De acuerdo con las autoridades, el entramado involucraría a exfuncionarios del Instituto Colombiano de Bienestar Familiar (ICBF) y a varios particulares, quienes habrían participado en la manipulación de contratos suscritos durante 2019 para atender población vulnerable en zonas rurales y étnicas del departamento.
Las pesquisas señalan que, en su rol de supervisores, algunos de los implicados habrían avalado informes y actas que permitieron autorizar múltiples pagos a una contratista, pese a que existirían inconsistencias en la ejecución de los recursos.

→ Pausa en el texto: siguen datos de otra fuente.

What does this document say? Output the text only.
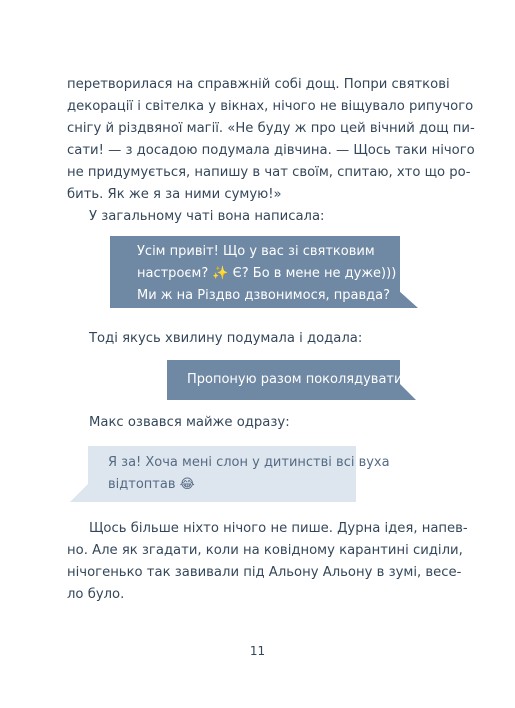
перетворилася на справжній собі дощ. Попри святкові
декорації і світелка у вікнах, нічого не віщувало рипучого
снігу й різдвяної магії. «Не буду ж про цей вічний дощ пи-
сати! — з досадою подумала дівчина. — Щось таки нічого
не придумується, напишу в чат своїм, спитаю, хто що ро-
бить. Як же я за ними сумую!»
У загальному чаті вона написала:
Усім привіт! Що у вас зі святковим
настроєм? ✨ Є? Бо в мене не дуже)))
Ми ж на Різдво дзвонимося, правда?
Тоді якусь хвилину подумала і додала:
Пропоную разом поколядувати.
Макс озвався майже одразу:
Я за! Хоча мені слон у дитинстві всі вуха
відтоптав 😂
Щось більше ніхто нічого не пише. Дурна ідея, напев-
но. Але як згадати, коли на ковідному карантині сиділи,
нічогенько так завивали під Альону Альону в зумі, весе-
ло було.
11
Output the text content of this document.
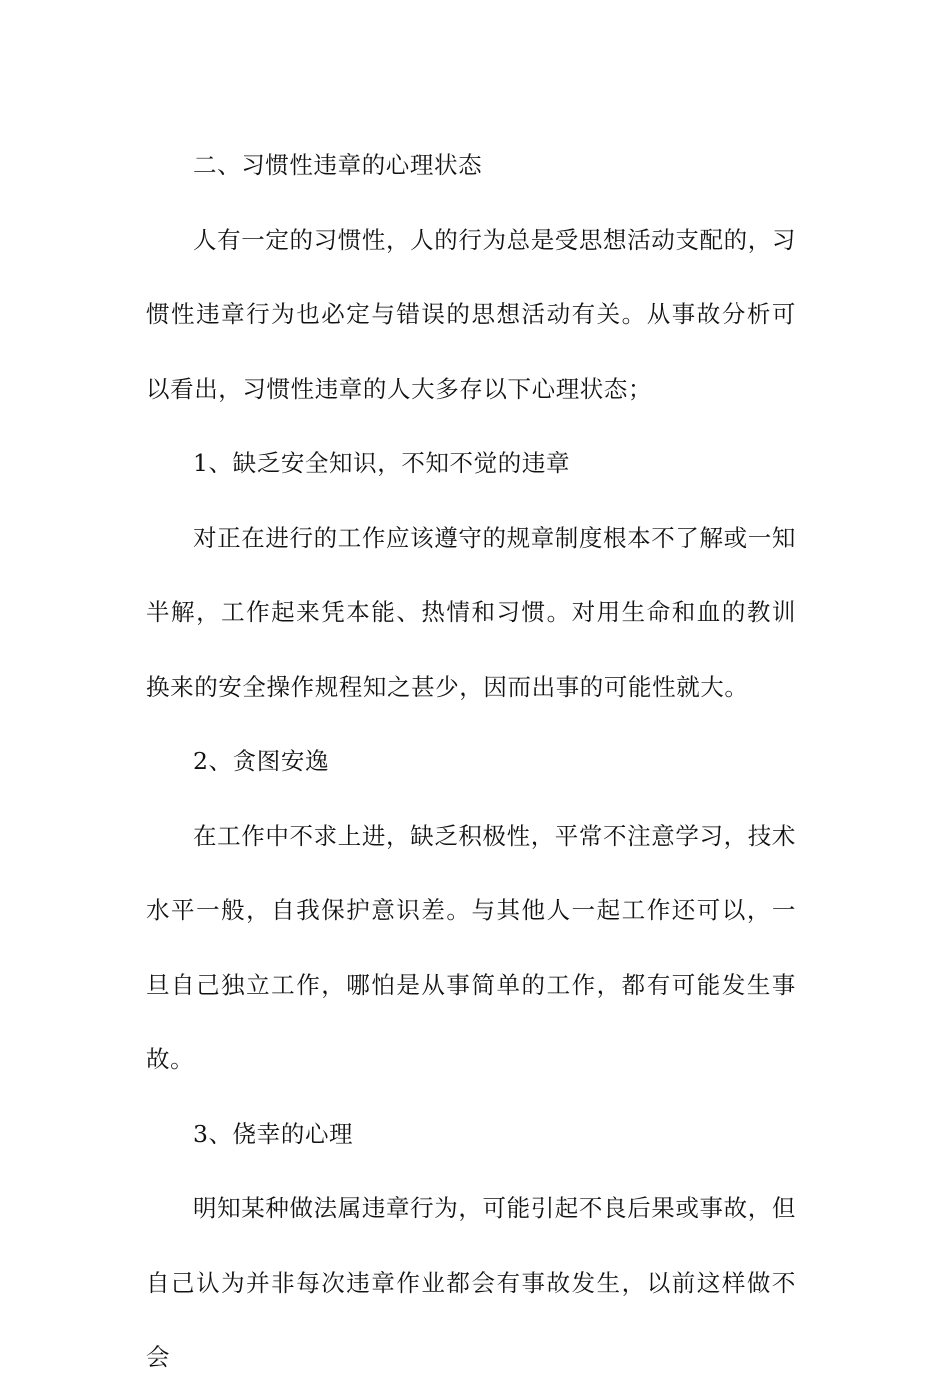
二、习惯性违章的心理状态

人有一定的习惯性，人的行为总是受思想活动支配的，习惯性违章行为也必定与错误的思想活动有关。从事故分析可以看出，习惯性违章的人大多存以下心理状态；

1、缺乏安全知识，不知不觉的违章

对正在进行的工作应该遵守的规章制度根本不了解或一知半解，工作起来凭本能、热情和习惯。对用生命和血的教训换来的安全操作规程知之甚少，因而出事的可能性就大。

2、贪图安逸

在工作中不求上进，缺乏积极性，平常不注意学习，技术水平一般，自我保护意识差。与其他人一起工作还可以，一旦自己独立工作，哪怕是从事简单的工作，都有可能发生事故。

3、侥幸的心理

明知某种做法属违章行为，可能引起不良后果或事故，但自己认为并非每次违章作业都会有事故发生，以前这样做不会
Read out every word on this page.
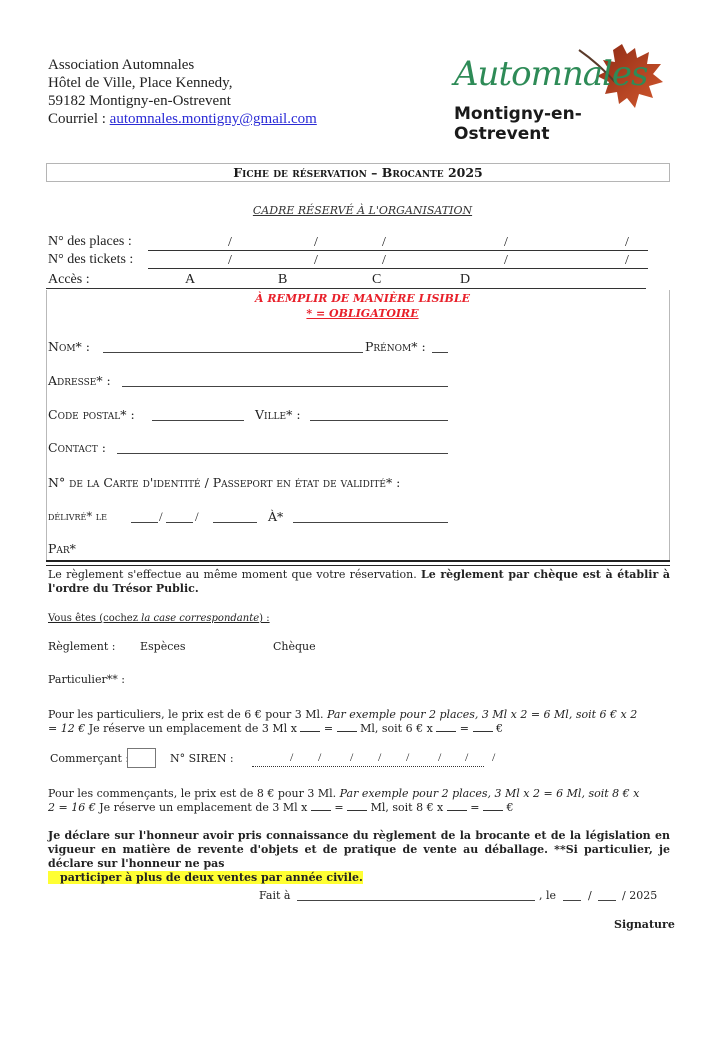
Association Automnales
Hôtel de Ville, Place Kennedy,
59182 Montigny-en-Ostrevent
Courriel : automnales.montigny@gmail.com
Automnales
Montigny-en-Ostrevent
Fiche de réservation – Brocante 2025
CADRE RÉSERVÉ À L'ORGANISATION
N° des places :	/	/	/	/	/
N° des tickets :	/	/	/	/	/
Accès :	A	B	C	D
À REMPLIR DE MANIÈRE LISIBLE
* = OBLIGATOIRE
Nom* :	Prénom* :
Adresse* :
Code postal* :	Ville* :
Contact :
N° de la Carte d'identité / Passeport en état de validité* :
délivré* le	/ /	À*
Par*
Le règlement s'effectue au même moment que votre réservation. Le règlement par chèque est à établir à l'ordre du Trésor Public.
Vous êtes (cochez la case correspondante) :
Règlement : Espèces	Chèque
Particulier** :
Pour les particuliers, le prix est de 6 € pour 3 Ml. Par exemple pour 2 places, 3 Ml x 2 = 6 Ml, soit 6 € x 2 = 12 € Je réserve un emplacement de 3 Ml x  =  Ml, soit 6 € x  =  €
Commerçant :	N° SIREN :	/ / / / / / / /
Pour les commençants, le prix est de 8 € pour 3 Ml. Par exemple pour 2 places, 3 Ml x 2 = 6 Ml, soit 8 € x 2 = 16 € Je réserve un emplacement de 3 Ml x  =  Ml, soit 8 € x  =  €
Je déclare sur l'honneur avoir pris connaissance du règlement de la brocante et de la législation en vigueur en matière de revente d'objets et de pratique de vente au déballage. **Si particulier, je déclare sur l'honneur ne pas
participer à plus de deux ventes par année civile.
Fait à	, le	/	/ 2025
Signature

Parte de los desembolsos, al parecer, se justificaron con facturas de proveedores que reportaban incrementos injustificados en alimentos como carnes y productos perecederos.
Según la Fiscalía, estos documentos habrían sido utilizados para inflar los costos reales de los contratos y facilitar giros por valores superiores a los efectivamente invertidos, lo que habría ocasionado un detrimento patrimonial superior a los 860 millones de pesos.
Por estos hechos, los señalados fueron imputados por delitos relacionados con peculado y falsedad en documentos, cargos que no aceptaron.
El proceso continuará mientras avanzan las investigaciones para esclarecer el alcance total de las irregularidades.